Alec, Engelmann, Des & Clifford
With your excuse, I'll partially disagree with the answers on this thread,
It all depends on wich process will be done more frequently by e-smith,
In particular, cpu speed is really important if the software makes a heavy cpu load,  not only database apps will do it, in fact many of the functions on a server will require a high cpu speed and the most important, an adecuate size, speed, and bus size of internal cache memory  the transfer rate betwen internal cache and cpu is in fact the most relevant factor to see difference between 2 processors at same speed.
I agree partially with the need of adecuate amount of RAM but if the processor is slow, you would not get any beneffits adding ram,
And a good disk could be a good choice to large file or database management.

Which will really decide wich of all factor is most important for e-smith to run better is the usage you will give to your box,
and of course an authorized opinion on this subject will told us what is most important acording to the software development,

In the hardware requirements you can see and analize what could be more important acording to the services you will plan to offer.
CU
Alejandro

Clifford Ilkay

Re: PIII Vs Celeron
« Reply #5 on: May 11, 2001, 07:52:31 PM »
Hi Alejandro,

We were not talking about CPUs of different clock rate.

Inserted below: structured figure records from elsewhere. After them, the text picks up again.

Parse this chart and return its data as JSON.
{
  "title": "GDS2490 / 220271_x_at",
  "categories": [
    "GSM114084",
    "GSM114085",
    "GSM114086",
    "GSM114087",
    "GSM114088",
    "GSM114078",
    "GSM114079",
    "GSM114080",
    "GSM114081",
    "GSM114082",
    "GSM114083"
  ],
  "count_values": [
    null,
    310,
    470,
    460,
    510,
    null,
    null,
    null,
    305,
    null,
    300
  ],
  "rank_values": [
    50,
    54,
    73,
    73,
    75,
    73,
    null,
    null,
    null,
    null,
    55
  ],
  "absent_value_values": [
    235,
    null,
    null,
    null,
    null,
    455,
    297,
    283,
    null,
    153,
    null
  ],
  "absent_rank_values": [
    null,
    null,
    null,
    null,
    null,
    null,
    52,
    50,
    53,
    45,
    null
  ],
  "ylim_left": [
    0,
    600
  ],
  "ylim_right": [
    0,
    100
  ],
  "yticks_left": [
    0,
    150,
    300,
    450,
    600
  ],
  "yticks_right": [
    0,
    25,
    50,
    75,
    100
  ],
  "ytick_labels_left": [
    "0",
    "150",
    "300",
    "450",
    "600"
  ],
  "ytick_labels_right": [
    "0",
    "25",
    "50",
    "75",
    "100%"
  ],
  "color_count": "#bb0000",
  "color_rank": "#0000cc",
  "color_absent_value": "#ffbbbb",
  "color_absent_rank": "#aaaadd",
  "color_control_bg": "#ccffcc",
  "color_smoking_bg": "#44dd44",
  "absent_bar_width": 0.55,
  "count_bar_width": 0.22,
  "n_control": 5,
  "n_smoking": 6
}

The question was, what, if any, difference would a Celeron and a P3 at the *same* clock rate make? Since both CPUs use the same core, the differences are one of L2 cache size and speed, MMX instructions, and front side bus clock, and of course, price. None of these factors are likely to be a bottleneck in the average e-smith server unless one is running Oracle or some such DBMS which could benefit from a larger L2 cache and faster FSB. MMX is irrelevant since a server is not going to be running MMX enhanced games. qmail is gentle on resources and I doubt it would benefit from a larger L2 cache. Cache is a mixed story anyway. The Celeron's L2 cache is only 128K but runs at CPU clock. The Katmai P3 has 512K of L2 cache at half CPU clock and the Coppermine P3 has 256K of on-die cache at full CPU clock. Chances are, Alek was comparing Celeron to Katmai not Celeron to Coppermine. So, that leaves us with the question of "Which is better, X cache at full clock or 4X cache at half clock?" The answer is, "It depends." There are very apps that would benefit from the larger L2 cache and most e-smith users are not running them and those that are would not be asking this question since the price difference between the Celeron and P3 would be negligible compared to the overall cost of the system.

Until recently, one of our clients was running Mandrake 5.2 as a file server and gateway machine, servicing 20 users on a Celeron 300A CPU with 64M of RAM. The server was quite responsive because I had them spend their money on 10k rpm U2W SCSI drives instead of on a faster CPU or more RAM. CPU utilization rarely exceeded 1% on that machine and it never hit swap. Installing a faster CPU or more RAM would not have mattered.